Multifocal motor neuropathy
|Multifocal motor neuropathy|
|Classification and external resources|
Multifocal motor neuropathy (MMN) is a progressively worsening condition where muscles in the extremities gradually weaken. The disorder, a pure motor neuropathy syndrome, is sometimes mistaken for amyotrophic lateral sclerosis (ALS) because of the similarity in the clinical picture, especially if muscle fasciculations are present. MMN is thought to be autoimmune. It was first described in the mid-1980s.
Unlike ALS which affects both upper and lower motor nerves, MMN involves only lower motor nerves. Nevertheless, definitive diagnosis is often difficult, and many MMN patients labor for months or years under an ALS diagnosis before finally getting a determination of MMN.
MMN usually involves very little pain however muscle cramps, spasms and twitches can cause pain for some sufferers. MMN is not fatal, and does not diminish life expectation. Many patients, once undergoing treatment, only experience mild symptoms over prolonged periods, though the condition remains slowly progressive. MMN can however, lead to significant disability, with loss of function in hands affecting ability to work and perform everyday tasks, and "foot drop" leading to inability to stand and walk; some patients end up using aids like canes, splints and walkers.

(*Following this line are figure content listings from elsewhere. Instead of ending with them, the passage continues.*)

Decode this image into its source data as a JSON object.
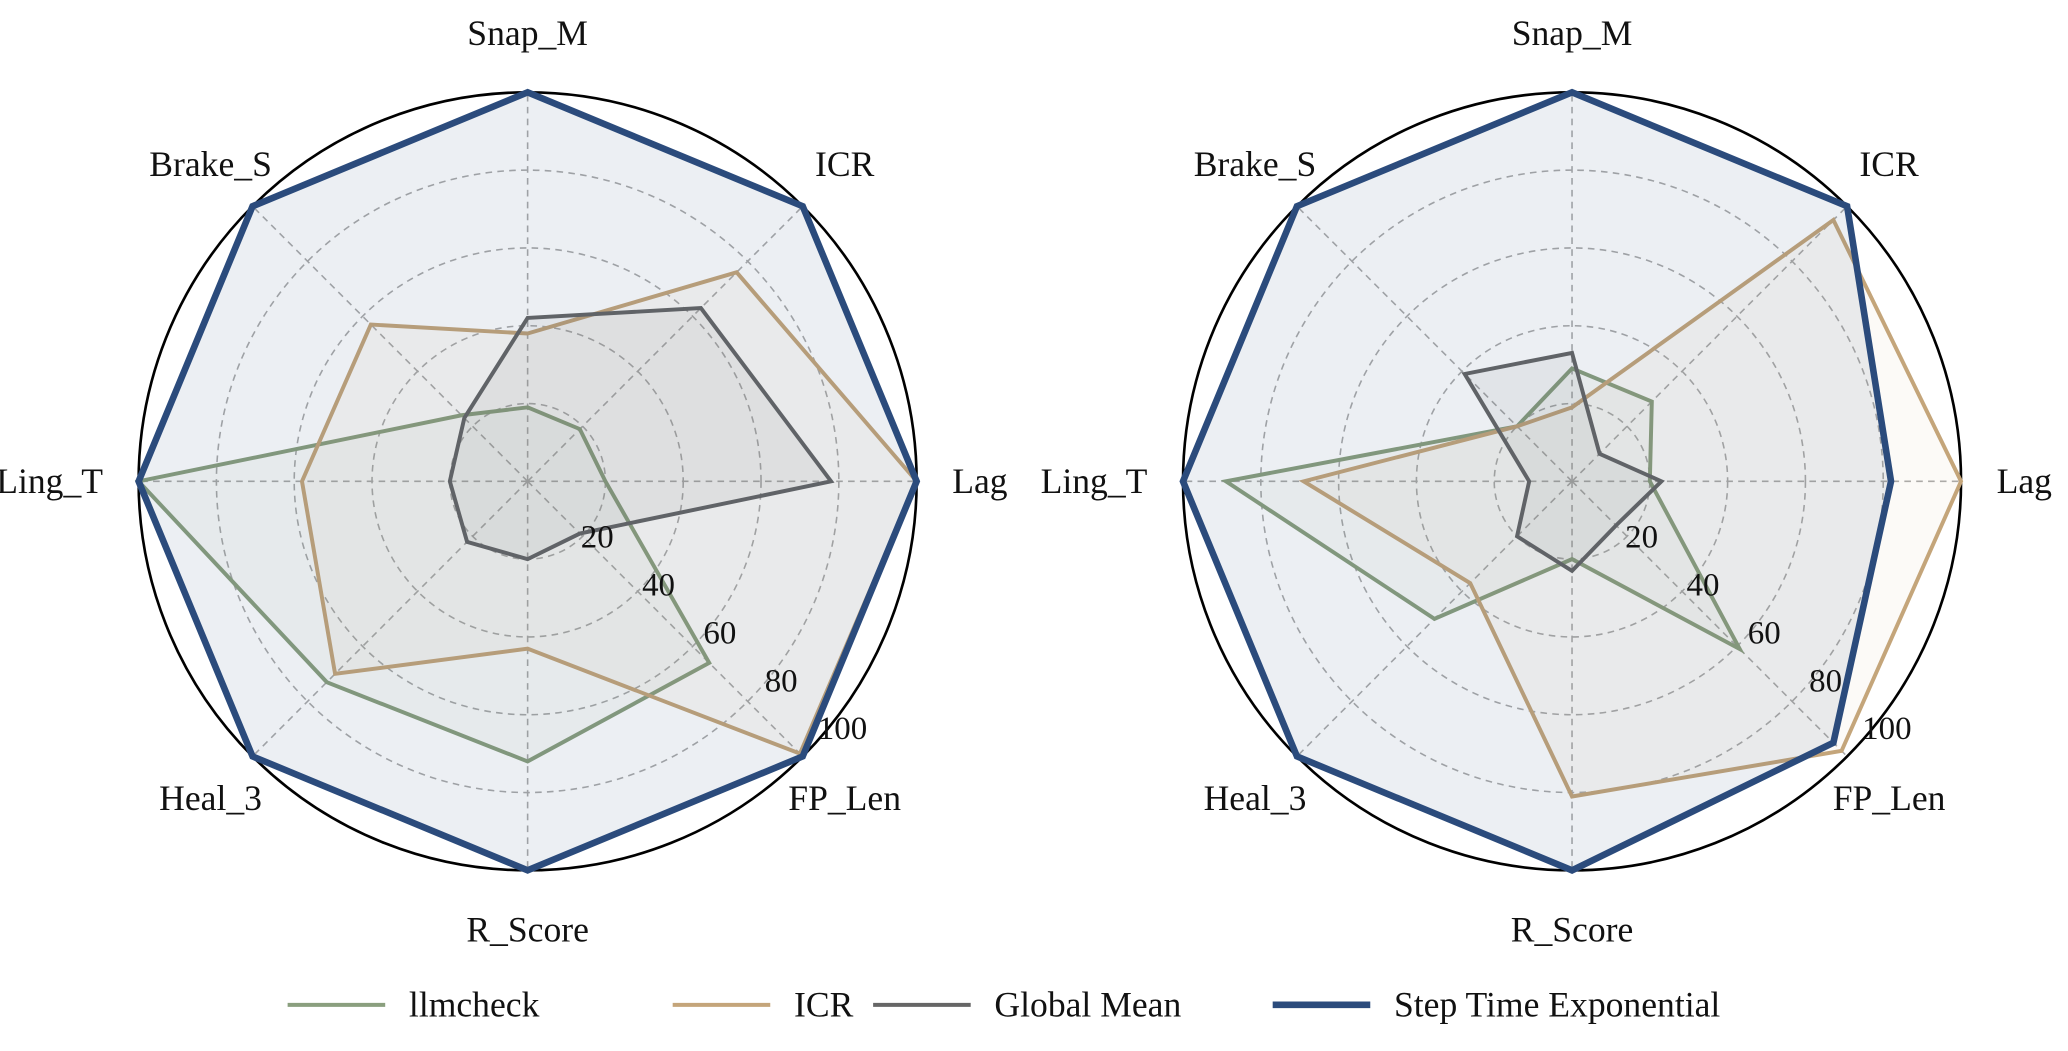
{
  "chart_data": {
    "type": "radar",
    "axes": [
      "Snap_M",
      "ICR",
      "Lag",
      "FP_Len",
      "R_Score",
      "Heal_3",
      "Ling_T",
      "Brake_S"
    ],
    "rlim": [
      0,
      100
    ],
    "rticks": [
      "20",
      "40",
      "60",
      "80",
      "100"
    ],
    "grid": true,
    "legend_position": "bottom",
    "legend": [
      "llmcheck",
      "ICR",
      "Global Mean",
      "Step Time Exponential"
    ],
    "colors": {
      "llmcheck": "#8a9f7e",
      "ICR": "#c4a57a",
      "Global Mean": "#666666",
      "Step Time Exponential": "#2b4b7c"
    },
    "charts": [
      {
        "series": [
          {
            "name": "llmcheck",
            "values": [
              19,
              19,
              20,
              66,
              72,
              73,
              100,
              24
            ]
          },
          {
            "name": "ICR",
            "values": [
              38,
              76,
              100,
              99,
              43,
              70,
              58,
              57
            ]
          },
          {
            "name": "Global Mean",
            "values": [
              42,
              63,
              78,
              19,
              20,
              22,
              20,
              23
            ]
          },
          {
            "name": "Step Time Exponential",
            "values": [
              100,
              100,
              100,
              100,
              100,
              100,
              100,
              100
            ]
          }
        ]
      },
      {
        "series": [
          {
            "name": "llmcheck",
            "values": [
              29,
              29,
              20,
              61,
              20,
              50,
              89,
              20
            ]
          },
          {
            "name": "ICR",
            "values": [
              19,
              95,
              100,
              98,
              81,
              37,
              69,
              20
            ]
          },
          {
            "name": "Global Mean",
            "values": [
              33,
              10,
              23,
              16,
              23,
              20,
              11,
              39
            ]
          },
          {
            "name": "Step Time Exponential",
            "values": [
              100,
              100,
              82,
              95,
              100,
              100,
              100,
              100
            ]
          }
        ]
      }
    ]
  }
}
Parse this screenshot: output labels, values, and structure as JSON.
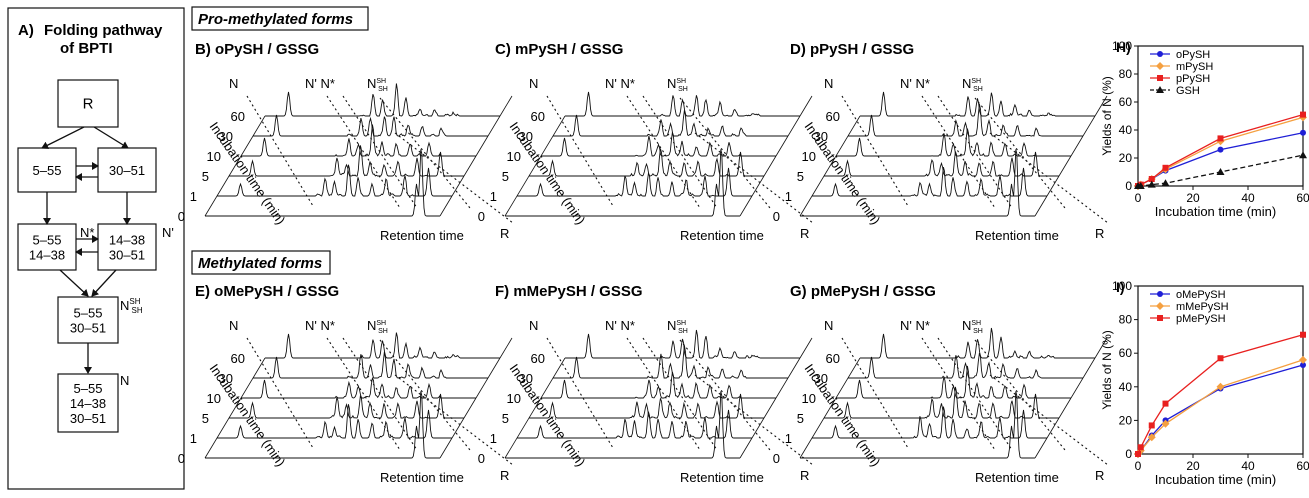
{
  "panel_a": {
    "letter": "A)",
    "title_line1": "Folding pathway",
    "title_line2": "of BPTI",
    "nodes": {
      "R": [
        "R"
      ],
      "s555": [
        "5–55"
      ],
      "s3051": [
        "30–51"
      ],
      "nstar": [
        "5–55",
        "14–38"
      ],
      "nprime": [
        "14–38",
        "30–51"
      ],
      "nshsh": [
        "5–55",
        "30–51"
      ],
      "native": [
        "5–55",
        "14–38",
        "30–51"
      ]
    },
    "labels": {
      "nstar": "N*",
      "nprime": "N'",
      "nshsh_main": "N",
      "nshsh_sub": "SH",
      "native": "N"
    }
  },
  "group_titles": {
    "pro": "Pro-methylated forms",
    "meth": "Methylated forms"
  },
  "hplc_common": {
    "y_axis_label": "Incubation time (min)",
    "x_axis_label": "Retention time",
    "times": [
      "60",
      "30",
      "10",
      "5",
      "1",
      "0"
    ],
    "peak_N": "N",
    "peak_Nprime_Nstar": "N' N*",
    "peak_NSHSH": "N",
    "peak_NSHSH_sub": "SH",
    "peak_R": "R"
  },
  "hplc_panels": [
    {
      "title": "B) oPySH / GSSG"
    },
    {
      "title": "C) mPySH / GSSG"
    },
    {
      "title": "D) pPySH / GSSG"
    },
    {
      "title": "E) oMePySH / GSSG"
    },
    {
      "title": "F) mMePySH / GSSG"
    },
    {
      "title": "G) pMePySH / GSSG"
    }
  ],
  "chart_data": [
    {
      "type": "line",
      "panel_letter": "H)",
      "ylabel": "Yields of N (%)",
      "xlabel": "Incubation time (min)",
      "xlim": [
        0,
        60
      ],
      "ylim": [
        0,
        100
      ],
      "xticks": [
        0,
        20,
        40,
        60
      ],
      "yticks": [
        0,
        20,
        40,
        60,
        80,
        100
      ],
      "x": [
        0,
        1,
        5,
        10,
        30,
        60
      ],
      "series": [
        {
          "name": "oPySH",
          "color": "#1f1fd6",
          "marker": "circle",
          "dashed": false,
          "values": [
            0,
            1,
            5,
            11,
            26,
            38
          ]
        },
        {
          "name": "mPySH",
          "color": "#f5a040",
          "marker": "diamond",
          "dashed": false,
          "values": [
            0,
            1,
            5,
            12,
            32,
            49
          ]
        },
        {
          "name": "pPySH",
          "color": "#e8201f",
          "marker": "square",
          "dashed": false,
          "values": [
            0,
            1,
            5,
            13,
            34,
            51
          ]
        },
        {
          "name": "GSH",
          "color": "#111111",
          "marker": "triangle",
          "dashed": true,
          "values": [
            0,
            0,
            1,
            2,
            10,
            22
          ]
        }
      ],
      "legend_position": "top-right"
    },
    {
      "type": "line",
      "panel_letter": "I)",
      "ylabel": "Yields of N (%)",
      "xlabel": "Incubation time (min)",
      "xlim": [
        0,
        60
      ],
      "ylim": [
        0,
        100
      ],
      "xticks": [
        0,
        20,
        40,
        60
      ],
      "yticks": [
        0,
        20,
        40,
        60,
        80,
        100
      ],
      "x": [
        0,
        1,
        5,
        10,
        30,
        60
      ],
      "series": [
        {
          "name": "oMePySH",
          "color": "#1f1fd6",
          "marker": "circle",
          "dashed": false,
          "values": [
            0,
            2,
            11,
            20,
            39,
            53
          ]
        },
        {
          "name": "mMePySH",
          "color": "#f5a040",
          "marker": "diamond",
          "dashed": false,
          "values": [
            0,
            2,
            10,
            18,
            40,
            56
          ]
        },
        {
          "name": "pMePySH",
          "color": "#e8201f",
          "marker": "square",
          "dashed": false,
          "values": [
            0,
            4,
            17,
            30,
            57,
            71
          ]
        }
      ],
      "legend_position": "top-right"
    }
  ]
}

Usually beginning in one or both hands, MMN is characterized by weakness, muscle atrophy, cramping, and often profuse fasciculations (muscle twitching). The symptoms are progressive over long periods, often in a stepwise fashion, but unlike ALS are often treatable.
Sensory nerves are usually unaffected.
Wrist drop and foot drop (leading to trips and falls) are common symptoms. Other effects can include gradual loss of finger extension, leading to a clawlike appearance. Cold & hot temperatures exacerbates MMN symptoms to such an extent, unlike other neuropathies, that it is being investigated as a diagnostic tool.
Multifocal motor neuropathy is normally treated by receiving intravenous immunoglobulin (IVIG), which can in many cases be highly effective, or immunosuppressive therapy with cyclophosphamide or rituximab. Steroid treatment (prednisone) and plasmapheresis are no longer considered to be useful treatments; prednisone can exacerbate symptoms. IVIg is the primary treatment, with about 80% of patients responding, usually requiring regular infusions at intervals of 1 week to several months. Other treatments are considered in case of lack of response to IVIg, or sometimes because of the high cost of immunoglobulin. Subcutaneous immunoglobulin is under study as a less invasive, more-convenient alternative to IV delivery.